4. Il résulte de l'instruction que M. A est entré en France sous couvert d'un visa Schengen valable du 5 au 18 août 2009, qu'il y a résidé et y a été scolarisé sans interruption jusqu'à l'obtention du baccalauréat. Depuis qu'il est devenu majeur le 6 janvier 2024, il doit être titulaire d'un document de séjour mentionné à l'article L. 411-1 du code de l'entrée et du séjour des étrangers et du droit d'asile, il a donc présenté une demande de titre de séjour pour laquelle un récépissé de dépôt, valable du 9 janvier 2024 au 8 juillet 2024, lui a été délivré. De plus, le 10 juin 2024, il a accepté la proposition d'admission en BTS services, comptabilité et gestion. Dépourvu de document de séjour, la décision en litige par laquelle le préfet des Hautes-Pyrénées a classé sans suite sa demande, qui le place en situation irrégulière et est susceptible de mettre un terme aux études qu'il a engagées, porte une atteinte suffisamment grave et immédiate à ses intérêts. Par suite, la condition d'urgence prévue à l'article L. 521-1 du code de justice administrative doit être regardée comme remplie en l'espèce.

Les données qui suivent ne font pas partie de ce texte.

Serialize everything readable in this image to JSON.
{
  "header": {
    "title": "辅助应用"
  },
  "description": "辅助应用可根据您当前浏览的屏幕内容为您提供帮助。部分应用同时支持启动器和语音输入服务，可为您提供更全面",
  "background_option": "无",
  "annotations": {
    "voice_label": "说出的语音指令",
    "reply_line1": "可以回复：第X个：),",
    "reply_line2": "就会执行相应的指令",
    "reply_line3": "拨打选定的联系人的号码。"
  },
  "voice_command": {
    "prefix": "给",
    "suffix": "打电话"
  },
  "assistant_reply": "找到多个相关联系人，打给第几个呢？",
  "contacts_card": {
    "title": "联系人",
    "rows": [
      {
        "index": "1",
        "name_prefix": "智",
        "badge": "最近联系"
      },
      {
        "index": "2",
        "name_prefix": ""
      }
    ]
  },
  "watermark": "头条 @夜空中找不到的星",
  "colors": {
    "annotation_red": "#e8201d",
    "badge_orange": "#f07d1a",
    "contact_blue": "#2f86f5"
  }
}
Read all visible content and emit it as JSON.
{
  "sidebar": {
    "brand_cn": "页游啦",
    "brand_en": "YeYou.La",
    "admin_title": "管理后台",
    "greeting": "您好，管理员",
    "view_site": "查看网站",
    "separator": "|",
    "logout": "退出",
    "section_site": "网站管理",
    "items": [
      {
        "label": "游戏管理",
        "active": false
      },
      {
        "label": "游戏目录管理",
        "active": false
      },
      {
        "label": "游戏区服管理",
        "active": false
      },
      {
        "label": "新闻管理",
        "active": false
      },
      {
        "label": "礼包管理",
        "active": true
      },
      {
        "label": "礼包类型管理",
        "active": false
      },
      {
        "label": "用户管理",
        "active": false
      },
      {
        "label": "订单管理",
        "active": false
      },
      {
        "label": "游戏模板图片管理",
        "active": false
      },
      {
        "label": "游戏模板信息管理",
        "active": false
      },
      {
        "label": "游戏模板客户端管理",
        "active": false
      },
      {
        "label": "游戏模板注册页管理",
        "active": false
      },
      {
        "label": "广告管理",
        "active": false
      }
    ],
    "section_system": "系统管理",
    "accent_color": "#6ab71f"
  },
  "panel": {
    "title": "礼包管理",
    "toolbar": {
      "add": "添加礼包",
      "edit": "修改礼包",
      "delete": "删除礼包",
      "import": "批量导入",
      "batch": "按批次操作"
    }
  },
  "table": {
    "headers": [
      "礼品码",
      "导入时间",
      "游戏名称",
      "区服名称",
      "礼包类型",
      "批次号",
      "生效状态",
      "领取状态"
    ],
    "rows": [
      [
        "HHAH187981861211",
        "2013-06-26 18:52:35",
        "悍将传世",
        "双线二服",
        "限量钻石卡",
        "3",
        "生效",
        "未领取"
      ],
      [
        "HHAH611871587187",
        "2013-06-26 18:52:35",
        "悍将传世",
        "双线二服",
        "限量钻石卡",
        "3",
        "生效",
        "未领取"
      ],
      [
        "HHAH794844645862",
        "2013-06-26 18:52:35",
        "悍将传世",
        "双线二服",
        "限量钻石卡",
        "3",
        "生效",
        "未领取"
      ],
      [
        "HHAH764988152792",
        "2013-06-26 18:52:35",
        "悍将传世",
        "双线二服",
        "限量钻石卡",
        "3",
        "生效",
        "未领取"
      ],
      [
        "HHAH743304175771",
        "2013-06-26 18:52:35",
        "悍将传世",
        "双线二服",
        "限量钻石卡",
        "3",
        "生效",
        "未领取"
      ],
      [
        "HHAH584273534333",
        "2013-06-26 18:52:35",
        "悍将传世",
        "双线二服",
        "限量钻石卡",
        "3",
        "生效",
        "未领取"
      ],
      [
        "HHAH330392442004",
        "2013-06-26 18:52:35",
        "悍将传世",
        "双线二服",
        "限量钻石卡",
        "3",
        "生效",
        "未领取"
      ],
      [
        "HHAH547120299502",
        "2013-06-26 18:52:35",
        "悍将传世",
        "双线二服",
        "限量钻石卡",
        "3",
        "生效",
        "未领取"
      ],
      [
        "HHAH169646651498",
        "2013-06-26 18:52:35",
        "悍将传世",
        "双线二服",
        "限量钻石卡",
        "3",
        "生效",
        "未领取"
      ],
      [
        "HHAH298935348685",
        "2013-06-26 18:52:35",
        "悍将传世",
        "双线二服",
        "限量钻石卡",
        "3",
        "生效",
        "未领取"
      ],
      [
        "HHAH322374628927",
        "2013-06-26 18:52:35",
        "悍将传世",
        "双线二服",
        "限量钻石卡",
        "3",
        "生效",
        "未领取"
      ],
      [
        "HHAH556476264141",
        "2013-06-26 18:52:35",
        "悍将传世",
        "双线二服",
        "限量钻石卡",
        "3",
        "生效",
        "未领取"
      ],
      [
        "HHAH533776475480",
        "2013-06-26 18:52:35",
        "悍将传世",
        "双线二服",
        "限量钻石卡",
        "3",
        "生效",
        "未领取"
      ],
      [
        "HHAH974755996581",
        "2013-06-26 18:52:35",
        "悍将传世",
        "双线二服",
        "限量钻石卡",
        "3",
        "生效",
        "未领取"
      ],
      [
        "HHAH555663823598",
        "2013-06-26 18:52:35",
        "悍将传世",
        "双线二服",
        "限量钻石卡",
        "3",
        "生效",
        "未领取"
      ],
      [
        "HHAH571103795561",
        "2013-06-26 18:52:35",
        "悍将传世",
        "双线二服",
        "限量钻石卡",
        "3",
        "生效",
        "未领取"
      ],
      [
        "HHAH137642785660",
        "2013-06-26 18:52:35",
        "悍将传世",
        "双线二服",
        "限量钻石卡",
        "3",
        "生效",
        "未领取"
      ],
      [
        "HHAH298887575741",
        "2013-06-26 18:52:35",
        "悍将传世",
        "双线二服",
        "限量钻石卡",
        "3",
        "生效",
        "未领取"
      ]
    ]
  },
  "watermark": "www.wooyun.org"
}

5. Aux termes de l'article L. 423-21 du code de l'entrée et du séjour des étrangers et du droit d'asile : " Dans l'année qui suit son dix-huitième anniversaire ou s'il entre dans les prévisions de l'article L. 421-35, l'étranger qui justifie par tout moyen avoir résidé habituellement en France depuis qu'il a atteint au plus l'âge de treize ans avec au moins un de ses parents se voit délivrer une carte de séjour temporaire portant la mention " vie privée et familiale " d'une durée d'un an. La condition prévue à l'article L. 412-1 n'est pas opposable. () ". Aux termes de l'article R. 431-10 du même code : " L'étranger qui demande la délivrance ou le renouvellement d'un titre de séjour présente à l'appui de sa demande : 1° Les documents justifiants de son état civil ; / 2° Les documents justifiants de sa nationalité ;() ". Aux termes de l'article R. 431-11 du même code : " L'étranger qui sollicite la délivrance d'un titre de séjour présente à l'appui de sa demande les pièces justificatives dont la liste est fixée par arrêté annexé au présent code. ". La rubrique n° 35 de l'annexe 10 du même code prévoit que parmi les pièces à fournir à l'appui d'une demande de carte de séjour temporaire portant la mention " vie privée et familiale " prévue par l'article L. 423-21 de ce code, figure dans tous les cas, notamment, un justificatif de nationalité dont un passeport, ou à défaut, d'autres justificatifs dont au moins un revêtu d'une photographie permettant d'identifier le demandeur tels qu'une " attestation consulaire, carte d'identité, carte consulaire, certificat de nationalité, etc. ".
6. La décision attaquée se fonde sur ce que M. A n'a pas produit de justificatif de nationalité avec photographie. Selon les termes de cette décision, l'intéressé a produit une attestation de nationalité non revêtue d'une photographie d'identité et un passeport délivré alors qu'il était âgé de deux ans et qui ne permet pas de l'identifier. Il ressort des termes de cette décision et de la circonstance qu'un récépissé de dépôt de demande de titre de séjour a été délivré à l'intéressé que le préfet a ainsi opposé un refus d'instruire une demande de titre de séjour enregistrée.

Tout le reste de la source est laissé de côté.